None of this is good news. Figure from Borrelle et al. (2017) |
“The first
step is to recognize that the low cost and convenience of plastics are
deceptive and that, in fact, they mask great harms,” Professor Landrigan
pointed out. Similarly, Lukas Kenner, a professor
of pathology at the Medical University of Vienna, suggested to WaPo: “I’m
a doctor, and we have our principle: ‘Don’t harm anybody.
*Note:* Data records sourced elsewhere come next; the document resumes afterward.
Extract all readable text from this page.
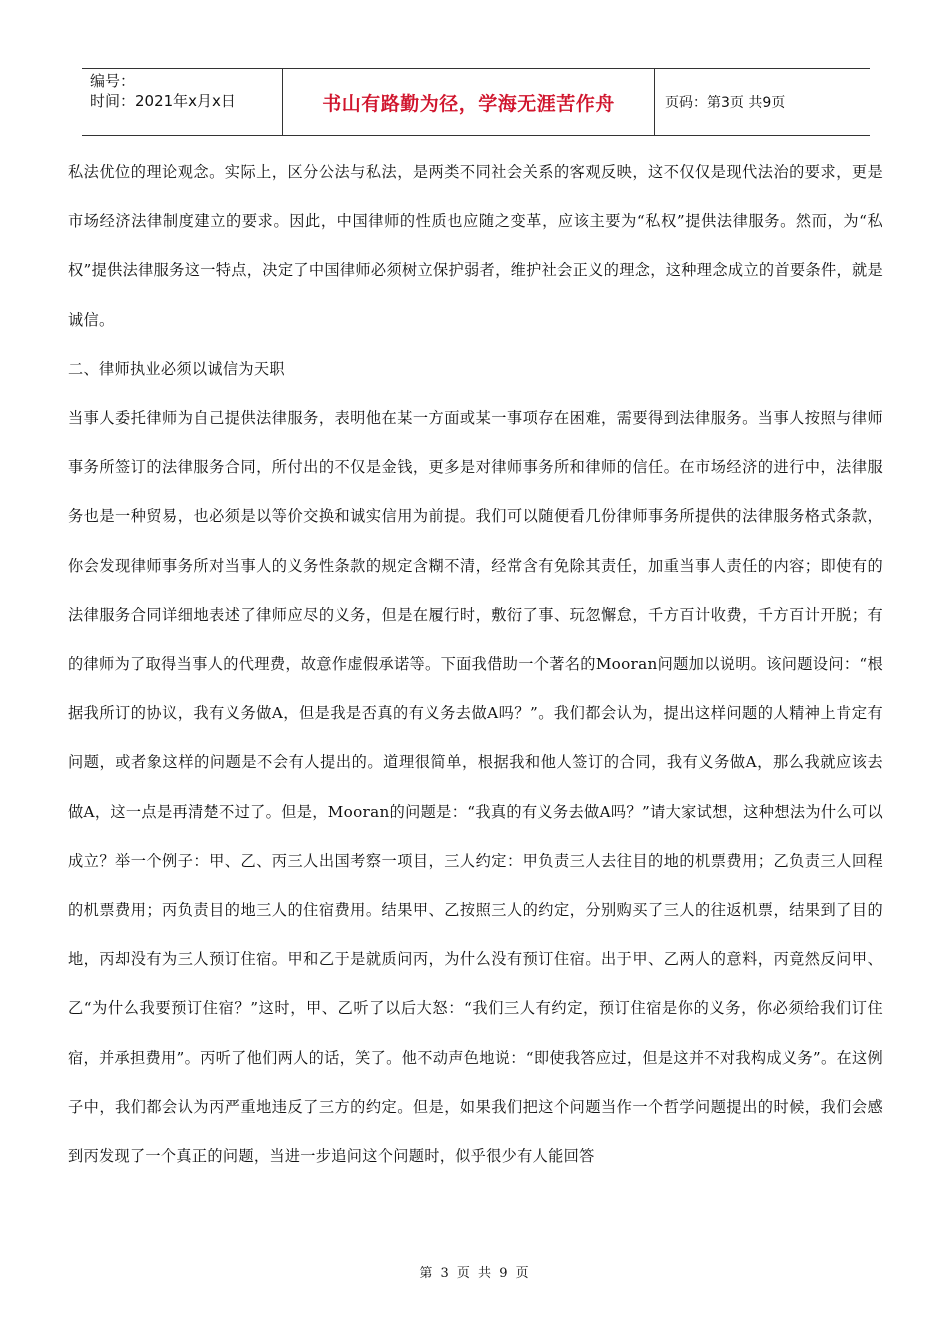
编号：
时间：2021年x月x日	书山有路勤为径，学海无涯苦作舟	页码：第3页 共9页

私法优位的理论观念。实际上，区分公法与私法，是两类不同社会关系的客观反映，这不仅仅是现代法治的要求，更是市场经济法律制度建立的要求。因此，中国律师的性质也应随之变革，应该主要为“私权”提供法律服务。然而，为“私权”提供法律服务这一特点，决定了中国律师必须树立保护弱者，维护社会正义的理念，这种理念成立的首要条件，就是诚信。

二、律师执业必须以诚信为天职

当事人委托律师为自己提供法律服务，表明他在某一方面或某一事项存在困难，需要得到法律服务。当事人按照与律师事务所签订的法律服务合同，所付出的不仅是金钱，更多是对律师事务所和律师的信任。在市场经济的进行中，法律服务也是一种贸易，也必须是以等价交换和诚实信用为前提。我们可以随便看几份律师事务所提供的法律服务格式条款，你会发现律师事务所对当事人的义务性条款的规定含糊不清，经常含有免除其责任，加重当事人责任的内容；即使有的法律服务合同详细地表述了律师应尽的义务，但是在履行时，敷衍了事、玩忽懈怠，千方百计收费，千方百计开脱；有的律师为了取得当事人的代理费，故意作虚假承诺等。下面我借助一个著名的Mooran问题加以说明。该问题设问：“根据我所订的协议，我有义务做A，但是我是否真的有义务去做A吗？”。我们都会认为，提出这样问题的人精神上肯定有问题，或者象这样的问题是不会有人提出的。道理很简单，根据我和他人签订的合同，我有义务做A，那么我就应该去做A，这一点是再清楚不过了。但是，Mooran的问题是：“我真的有义务去做A吗？”请大家试想，这种想法为什么可以成立？举一个例子：甲、乙、丙三人出国考察一项目，三人约定：甲负责三人去往目的地的机票费用；乙负责三人回程的机票费用；丙负责目的地三人的住宿费用。结果甲、乙按照三人的约定，分别购买了三人的往返机票，结果到了目的地，丙却没有为三人预订住宿。甲和乙于是就质问丙，为什么没有预订住宿。出于甲、乙两人的意料，丙竟然反问甲、乙“为什么我要预订住宿？”这时，甲、乙听了以后大怒：“我们三人有约定，预订住宿是你的义务，你必须给我们订住宿，并承担费用”。丙听了他们两人的话，笑了。他不动声色地说：“即使我答应过，但是这并不对我构成义务”。在这例子中，我们都会认为丙严重地违反了三方的约定。但是，如果我们把这个问题当作一个哲学问题提出的时候，我们会感到丙发现了一个真正的问题，当进一步追问这个问题时，似乎很少有人能回答

第 3 页 共 9 页
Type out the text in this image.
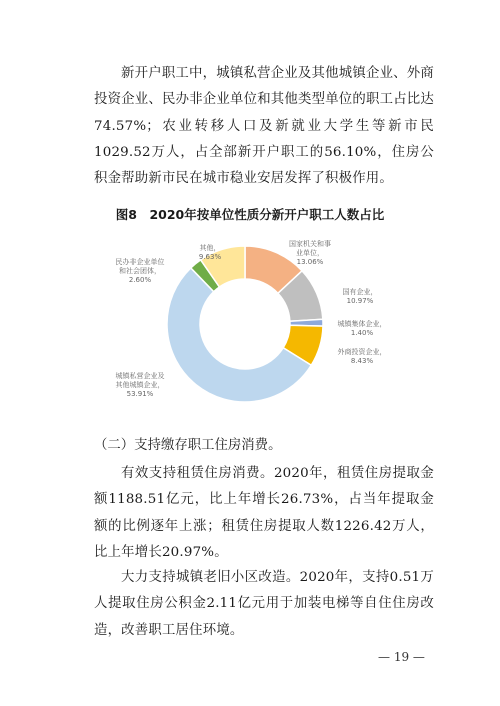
新开户职工中，城镇私营企业及其他城镇企业、外商投资企业、民办非企业单位和其他类型单位的职工占比达74.57%；农业转移人口及新就业大学生等新市民1029.52万人，占全部新开户职工的56.10%，住房公积金帮助新市民在城市稳业安居发挥了积极作用。

图8　2020年按单位性质分新开户职工人数占比
国家机关和事业单位， 13.06%
国有企业， 10.97%
城镇集体企业， 1.40%
外商投资企业， 8.43%
城镇私营企业及其他城镇企业， 53.91%
民办非企业单位和社会团体， 2.60%
其他， 9.63%
（二）支持缴存职工住房消费。

有效支持租赁住房消费。2020年，租赁住房提取金额1188.51亿元，比上年增长26.73%，占当年提取金额的比例逐年上涨；租赁住房提取人数1226.42万人，比上年增长20.97%。

大力支持城镇老旧小区改造。2020年，支持0.51万人提取住房公积金2.11亿元用于加装电梯等自住住房改造，改善职工居住环境。

— 19 —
If you just spill
plastics everywhere, and you have no idea what you’re doing, you’re going
exactly against this principle.”
Microplastics
are similar to cigarettes in that the health risks of the latter were pointed
out years before any action was taken, and even then many people still smoke. It’s
even more similar to climate change, in that we’ve had plenty of warning, and
the impacts are starting to be clear, but the dangers accumulate over such a
long period of time that no one feels compelled to act.
It’s
also like climate change in that the fossil fuel companies bear a significant amount
of the blame. Dr. Londrigan charges: “They
realize that their market for burning fossil fuels is going down, yet they’re
sitting on vast stocks of oil and gas and they’ve got to do something with it. So
they’re transitioning it to plastic.”
Perhaps
biology will save us, with bacteria
eating the microplastics. Or maybe it be robotics, with
nanobots doing the work. But we’ve been talking about engineering our way
out of climate change for thirty plus years, and yet here we are, in climate
crisis. I’m not holding my breath (although I’d ingest fewer microplastics that
way) about fixing microplastics anytime soon.
We’ve
all got a long list of things to worry about, but if microplastics isn’t
already on yours, you should add it.